Both parties are trying to use the reconciliation agreement as a way to take swipes at the others’ public support. In fact, just about the only thing Hamas and Fatah can agree upon is that neither wants to govern Gaza. They just want to control it.

Adding another dimension to this power struggle is an increasingly loud debate in Palestinian circles over who is going to succeed Abbas. It’s edging perilously close to open season on Abbas’s head.

In the summer, Israel uncovered several Hamas cells plotting a violent overthrow of Abbas’s Palestinian Authority. The plot was the starting point for a recent uptick in rumors of the PA’s collapse.

A few weeks ago, reports emerged that Abbas’s main rival, the ousted Fatah strongman Mohammad Dahlan, was meeting with other members of the Palestinian leadership to win over their support. Though all sides denied this report, the very fact that it was rumored shows that lines are being drawn in the sand. Dahlan even followed this rumor up with a rally in his name in Gaza — hosted by his one-time enemies in Hamas.

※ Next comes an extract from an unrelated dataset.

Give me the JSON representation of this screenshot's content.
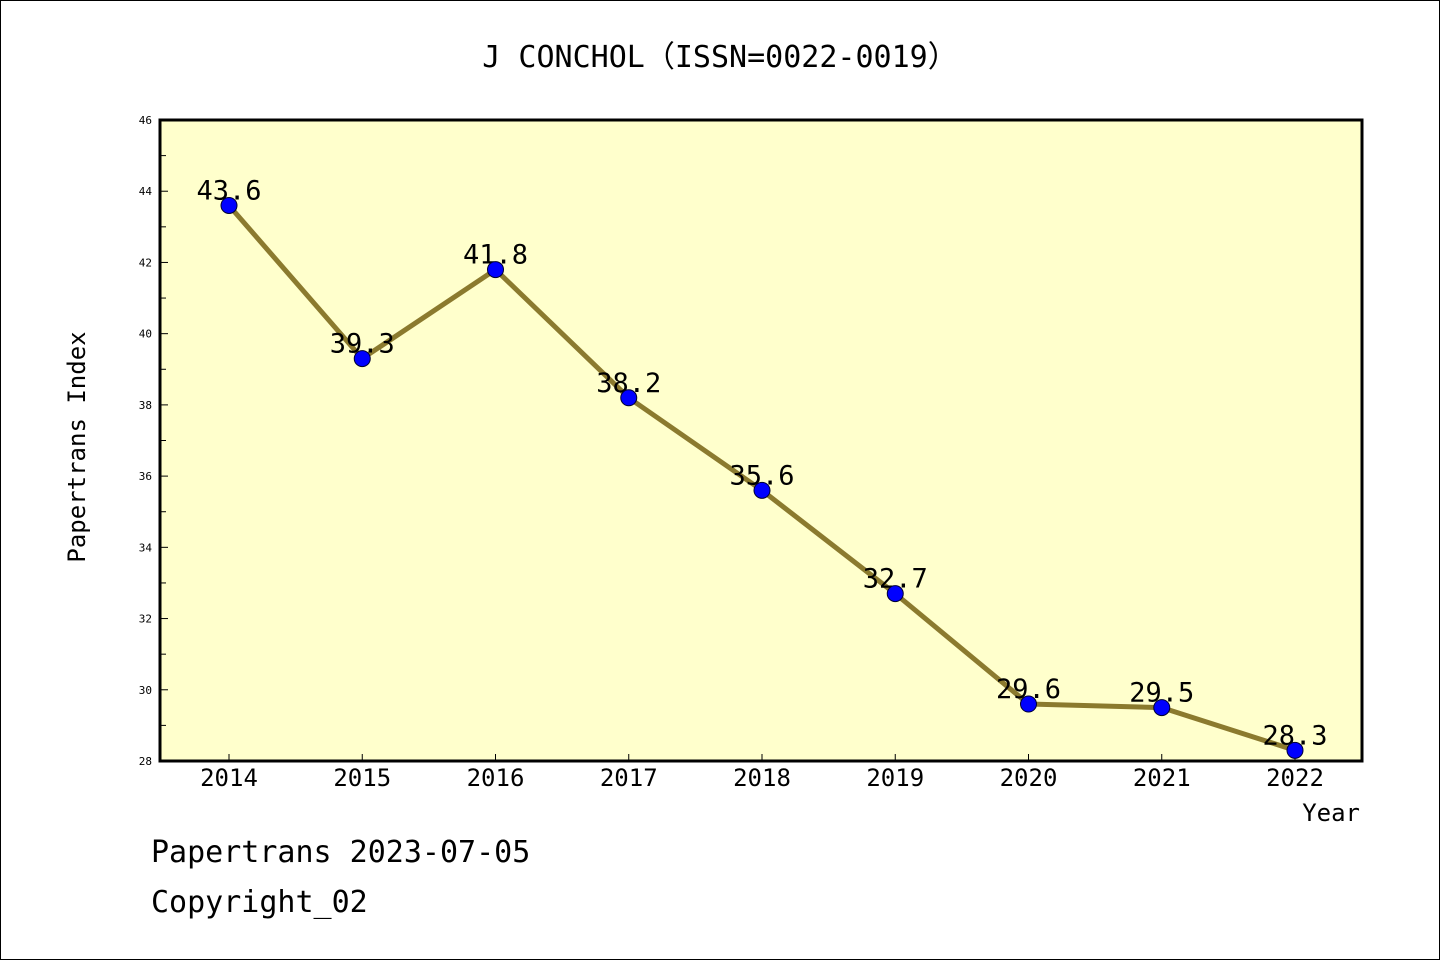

Despite a turbulent history, Hamas and Dahlan appear to have buried the hatchet in favor of opposing a common enemy: Abbas. As one senior Hamas official remarked: “Dahlan’s past is better than Abbas’s future.”

So what does Abbas do? It’s clear he’s decided to focus on fighting off domestic political demands at the expense of antagonizing the US and Israel. His international campaign keeps the Palestinian street happy while incurring mostly rhetorical wrath from the US and Israel. He knows that any public reprimand he gets from the US is likely to remain just that, and he knows that history would suggest that Israel doesn’t withhold tax revenues for long.

Both the US and Israel want him to remain at the top in Ramallah, so they’ll tolerate his international crusade for a while.

Back home, Abbas’s strategy is clear: appease the left while buying time with the right.

Abbas knows the ICC is popular but he also knows it’s a slow and plodding process that will drag on for months and years before potentially paying political dividends. In the meantime, he can sign more international conventions and show his people he’s producing something on their behalf.

The UN has said the Palestinians will become ICC members on April 1st, conveniently a few weeks after the Israeli elections. Should a leftist candidate such as Isaac Herzog win, Abbas’s calculation might change and the ICC might float back to a looming threat in the backdrop of negotiations.

Abbas's recent comments suggest as much. In Cairo last week Abbas told Egyptian president Sisi that he’d consider halting the ICC bid if talks were to restart in the coming weeks.

But should Benjamin Netanyahu or another conservative candidate win, the new legal front will open even wider in the Israel-Palestine conflict.